I am the drum major.

The noise continues around me, pretending I don’t exist, until I raise my hands. I draw my fingers together while making a quick circular motion with my arms. Instantaneously, the noise stops.

I feel a rush of power surging through my fingertips. Now that I have my peers’ attention, I tell them we’re going to run the show from the top of the second movement. They scatter across the field to their rightful spots, and with a sweep of my arms, they begin to march and play. This time, instead of blaring noise, they’re creating music.

Lilting melodies and currents of harmony wash over me in a river of musical masterpiece. From my vantage point on the podium, it feels as through the very notes of the trills and runs and full-bellied chords are dancing out of my fingertips.

A Piece of Home

Three weeks ago I moved away from my home and family to the land of no sales tax and lots of rain, aka Hipsterville USA. It was the biggest transition I have ever made. Some days I legitimately feel like I have been dumped on a foreign planet, but even in the midst of all this upheaval, I have been able to find pieces of home. On one hand, home is the place you live and the people you live with, but on the other hand, home is part of your identity. It is an integral part of you that will never leave, no matter who you live with or where you go. Home is the underlying currents, those threads of your life that transcend location. Pieces of home remind you that life is beautiful, and God is good.

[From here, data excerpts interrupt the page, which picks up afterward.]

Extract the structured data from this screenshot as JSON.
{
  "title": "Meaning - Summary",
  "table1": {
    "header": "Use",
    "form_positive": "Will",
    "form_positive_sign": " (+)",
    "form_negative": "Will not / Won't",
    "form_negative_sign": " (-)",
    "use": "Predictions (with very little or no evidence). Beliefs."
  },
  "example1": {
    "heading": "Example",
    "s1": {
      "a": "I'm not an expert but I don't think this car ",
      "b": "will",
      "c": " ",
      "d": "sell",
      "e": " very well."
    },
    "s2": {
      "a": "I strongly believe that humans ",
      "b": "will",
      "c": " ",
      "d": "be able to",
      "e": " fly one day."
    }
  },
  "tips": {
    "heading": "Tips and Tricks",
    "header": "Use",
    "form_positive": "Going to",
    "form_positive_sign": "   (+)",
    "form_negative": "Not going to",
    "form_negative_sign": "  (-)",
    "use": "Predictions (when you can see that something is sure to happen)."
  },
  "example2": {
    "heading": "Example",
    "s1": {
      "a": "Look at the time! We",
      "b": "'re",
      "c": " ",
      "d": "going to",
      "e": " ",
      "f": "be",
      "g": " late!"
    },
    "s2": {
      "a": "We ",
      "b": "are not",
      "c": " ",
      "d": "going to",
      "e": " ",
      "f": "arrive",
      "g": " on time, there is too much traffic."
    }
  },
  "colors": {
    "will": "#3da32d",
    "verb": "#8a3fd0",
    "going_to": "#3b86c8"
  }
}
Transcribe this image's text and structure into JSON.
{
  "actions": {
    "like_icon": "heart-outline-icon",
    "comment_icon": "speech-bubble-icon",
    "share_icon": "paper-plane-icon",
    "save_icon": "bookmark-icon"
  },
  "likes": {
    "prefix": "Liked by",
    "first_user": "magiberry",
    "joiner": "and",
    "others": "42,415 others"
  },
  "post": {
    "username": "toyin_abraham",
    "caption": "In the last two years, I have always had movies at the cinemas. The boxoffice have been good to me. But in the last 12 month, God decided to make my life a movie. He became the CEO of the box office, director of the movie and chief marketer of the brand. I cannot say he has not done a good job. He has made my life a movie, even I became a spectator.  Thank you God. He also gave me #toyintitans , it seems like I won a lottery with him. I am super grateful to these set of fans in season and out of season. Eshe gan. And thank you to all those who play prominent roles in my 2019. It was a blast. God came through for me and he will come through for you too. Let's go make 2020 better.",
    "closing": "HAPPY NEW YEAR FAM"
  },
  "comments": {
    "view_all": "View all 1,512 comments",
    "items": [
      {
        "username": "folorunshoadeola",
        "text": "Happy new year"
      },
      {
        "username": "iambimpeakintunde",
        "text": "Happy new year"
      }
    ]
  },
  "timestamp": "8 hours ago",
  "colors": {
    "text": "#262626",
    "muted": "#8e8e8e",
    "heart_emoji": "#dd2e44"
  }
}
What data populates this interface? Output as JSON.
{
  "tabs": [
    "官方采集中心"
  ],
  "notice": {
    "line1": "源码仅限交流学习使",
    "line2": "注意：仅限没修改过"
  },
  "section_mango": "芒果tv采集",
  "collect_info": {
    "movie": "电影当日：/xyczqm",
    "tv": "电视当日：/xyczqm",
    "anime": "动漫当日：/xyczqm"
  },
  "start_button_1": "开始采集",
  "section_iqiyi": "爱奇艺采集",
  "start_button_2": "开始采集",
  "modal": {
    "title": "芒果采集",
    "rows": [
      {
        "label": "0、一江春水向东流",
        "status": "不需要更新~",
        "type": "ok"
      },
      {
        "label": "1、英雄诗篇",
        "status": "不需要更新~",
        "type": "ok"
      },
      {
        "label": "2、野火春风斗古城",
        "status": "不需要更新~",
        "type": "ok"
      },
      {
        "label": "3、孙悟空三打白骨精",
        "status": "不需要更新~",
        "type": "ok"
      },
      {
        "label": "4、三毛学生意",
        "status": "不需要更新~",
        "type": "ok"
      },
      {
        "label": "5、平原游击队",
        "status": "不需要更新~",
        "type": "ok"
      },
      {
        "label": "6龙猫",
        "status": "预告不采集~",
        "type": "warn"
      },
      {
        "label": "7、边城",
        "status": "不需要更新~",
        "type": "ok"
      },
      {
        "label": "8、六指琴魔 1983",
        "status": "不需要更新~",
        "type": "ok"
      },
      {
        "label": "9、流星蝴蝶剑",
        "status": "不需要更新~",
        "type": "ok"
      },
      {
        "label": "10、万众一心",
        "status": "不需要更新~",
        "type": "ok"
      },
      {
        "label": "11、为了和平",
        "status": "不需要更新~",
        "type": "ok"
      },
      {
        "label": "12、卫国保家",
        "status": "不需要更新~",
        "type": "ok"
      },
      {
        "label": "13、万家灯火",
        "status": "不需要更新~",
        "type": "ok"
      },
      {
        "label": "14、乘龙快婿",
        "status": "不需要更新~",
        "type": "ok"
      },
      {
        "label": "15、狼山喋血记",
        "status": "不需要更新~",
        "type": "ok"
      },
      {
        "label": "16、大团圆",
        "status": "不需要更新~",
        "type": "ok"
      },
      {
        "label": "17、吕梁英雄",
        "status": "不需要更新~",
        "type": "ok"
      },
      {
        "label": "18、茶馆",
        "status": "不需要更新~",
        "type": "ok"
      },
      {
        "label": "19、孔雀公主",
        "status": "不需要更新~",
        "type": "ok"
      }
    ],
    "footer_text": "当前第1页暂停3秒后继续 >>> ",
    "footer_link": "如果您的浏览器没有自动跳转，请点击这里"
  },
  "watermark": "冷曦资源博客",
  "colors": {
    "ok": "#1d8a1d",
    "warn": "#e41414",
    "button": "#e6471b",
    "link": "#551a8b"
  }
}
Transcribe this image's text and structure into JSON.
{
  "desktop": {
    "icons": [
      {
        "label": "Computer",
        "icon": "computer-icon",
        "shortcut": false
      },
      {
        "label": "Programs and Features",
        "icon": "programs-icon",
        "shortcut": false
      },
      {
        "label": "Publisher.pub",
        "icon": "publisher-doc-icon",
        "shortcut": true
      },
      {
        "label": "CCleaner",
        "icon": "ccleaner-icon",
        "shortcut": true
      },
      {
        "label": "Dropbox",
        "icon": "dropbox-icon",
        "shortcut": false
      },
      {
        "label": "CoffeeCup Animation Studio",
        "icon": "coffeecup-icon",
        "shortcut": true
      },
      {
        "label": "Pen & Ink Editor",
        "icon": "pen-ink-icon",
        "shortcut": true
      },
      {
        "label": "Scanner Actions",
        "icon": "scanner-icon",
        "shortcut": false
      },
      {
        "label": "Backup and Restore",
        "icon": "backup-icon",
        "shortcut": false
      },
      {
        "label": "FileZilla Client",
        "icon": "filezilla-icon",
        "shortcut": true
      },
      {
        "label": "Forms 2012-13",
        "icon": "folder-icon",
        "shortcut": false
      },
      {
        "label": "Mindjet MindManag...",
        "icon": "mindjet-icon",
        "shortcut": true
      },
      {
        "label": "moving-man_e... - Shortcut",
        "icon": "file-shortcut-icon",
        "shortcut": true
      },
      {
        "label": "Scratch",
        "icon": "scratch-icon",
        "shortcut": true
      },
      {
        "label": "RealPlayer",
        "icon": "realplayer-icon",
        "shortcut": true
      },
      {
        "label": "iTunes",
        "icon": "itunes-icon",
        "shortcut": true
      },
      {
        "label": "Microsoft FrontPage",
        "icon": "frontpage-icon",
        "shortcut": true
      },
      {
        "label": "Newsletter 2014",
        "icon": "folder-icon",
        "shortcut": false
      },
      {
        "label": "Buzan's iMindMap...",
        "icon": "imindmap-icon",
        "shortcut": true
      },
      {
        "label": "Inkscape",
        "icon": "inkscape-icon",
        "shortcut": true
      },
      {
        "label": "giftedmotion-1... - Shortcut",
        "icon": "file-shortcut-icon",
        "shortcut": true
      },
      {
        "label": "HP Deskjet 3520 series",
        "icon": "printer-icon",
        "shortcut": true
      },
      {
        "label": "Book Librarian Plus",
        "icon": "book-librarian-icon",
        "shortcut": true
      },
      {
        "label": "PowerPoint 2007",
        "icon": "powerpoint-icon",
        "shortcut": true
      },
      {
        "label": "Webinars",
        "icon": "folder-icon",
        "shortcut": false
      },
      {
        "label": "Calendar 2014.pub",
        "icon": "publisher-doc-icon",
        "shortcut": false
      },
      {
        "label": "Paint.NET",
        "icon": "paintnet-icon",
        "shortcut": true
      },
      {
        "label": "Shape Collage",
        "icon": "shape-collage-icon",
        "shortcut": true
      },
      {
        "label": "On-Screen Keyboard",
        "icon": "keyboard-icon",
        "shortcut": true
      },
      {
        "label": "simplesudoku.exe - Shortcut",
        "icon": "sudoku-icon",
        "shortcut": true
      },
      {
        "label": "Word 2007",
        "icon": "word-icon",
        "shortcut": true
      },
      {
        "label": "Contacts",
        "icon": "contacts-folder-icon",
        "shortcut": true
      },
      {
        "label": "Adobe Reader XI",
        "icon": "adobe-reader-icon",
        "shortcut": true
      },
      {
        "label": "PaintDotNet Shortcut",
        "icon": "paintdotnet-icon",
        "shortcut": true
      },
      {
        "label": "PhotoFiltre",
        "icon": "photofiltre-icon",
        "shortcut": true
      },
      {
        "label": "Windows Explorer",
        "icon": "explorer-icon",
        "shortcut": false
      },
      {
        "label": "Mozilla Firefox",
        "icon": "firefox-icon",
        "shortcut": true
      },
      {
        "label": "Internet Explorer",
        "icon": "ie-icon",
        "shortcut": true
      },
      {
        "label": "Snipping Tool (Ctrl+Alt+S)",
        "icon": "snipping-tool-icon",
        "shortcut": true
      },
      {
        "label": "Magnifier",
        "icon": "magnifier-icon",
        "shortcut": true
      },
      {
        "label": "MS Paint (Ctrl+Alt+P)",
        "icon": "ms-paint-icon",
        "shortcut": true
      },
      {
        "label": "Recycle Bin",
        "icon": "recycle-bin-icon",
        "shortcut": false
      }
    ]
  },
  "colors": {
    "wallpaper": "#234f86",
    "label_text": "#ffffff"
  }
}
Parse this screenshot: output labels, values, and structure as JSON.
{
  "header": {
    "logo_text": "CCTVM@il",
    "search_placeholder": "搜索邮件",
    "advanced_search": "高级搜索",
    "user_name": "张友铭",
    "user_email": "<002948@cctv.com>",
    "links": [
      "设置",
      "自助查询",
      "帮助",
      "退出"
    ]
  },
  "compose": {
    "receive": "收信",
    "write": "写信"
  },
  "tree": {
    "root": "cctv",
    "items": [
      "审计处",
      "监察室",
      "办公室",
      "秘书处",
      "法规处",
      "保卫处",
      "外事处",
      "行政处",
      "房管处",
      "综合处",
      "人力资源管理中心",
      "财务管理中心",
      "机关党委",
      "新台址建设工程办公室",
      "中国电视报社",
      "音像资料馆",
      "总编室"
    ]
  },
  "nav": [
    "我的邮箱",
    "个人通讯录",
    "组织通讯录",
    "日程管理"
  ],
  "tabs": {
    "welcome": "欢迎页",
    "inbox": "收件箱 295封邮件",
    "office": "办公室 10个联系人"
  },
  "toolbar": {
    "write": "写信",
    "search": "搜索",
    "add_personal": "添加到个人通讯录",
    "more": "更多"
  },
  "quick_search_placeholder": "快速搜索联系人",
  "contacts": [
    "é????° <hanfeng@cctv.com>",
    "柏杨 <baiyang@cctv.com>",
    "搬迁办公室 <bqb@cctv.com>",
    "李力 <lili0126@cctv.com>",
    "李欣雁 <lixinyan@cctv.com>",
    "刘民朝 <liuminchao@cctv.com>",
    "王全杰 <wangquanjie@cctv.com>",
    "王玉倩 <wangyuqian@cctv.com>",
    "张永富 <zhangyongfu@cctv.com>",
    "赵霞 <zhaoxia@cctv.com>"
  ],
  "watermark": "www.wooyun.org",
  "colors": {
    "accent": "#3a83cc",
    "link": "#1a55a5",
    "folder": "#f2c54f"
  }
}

For me, music is a piece of home. The house I grew up in was always full of music from every genre imaginable. One of my favorite genres is seasonal music. My mom has certain CDs that we are only allowed to listen to during certain seasons. My family follows very strict rules for when we can listen to seasonal music. If we listened to seasonal music all the time it would lose both its sense of novelty, and its sense of tradition. Before I left for college, I made sure to load up my iPod with fall music. When I sit at my desk and work through my mountain of homework, I listen to the fall music and think of home. I see my mom cooking a delicious dinner while my siblings and I sprawl all over the house with our homework after a long day of school. Once my dad comes home from work, the whole family gets to be together in the glorious fall evening. I may be almost 400 miles from home, but whenever I hear Woods by George Winston, I am instantly transported to my childhood home. Music is a piece of home that lives within me.

When life hands you a season of change, what are your pieces of home?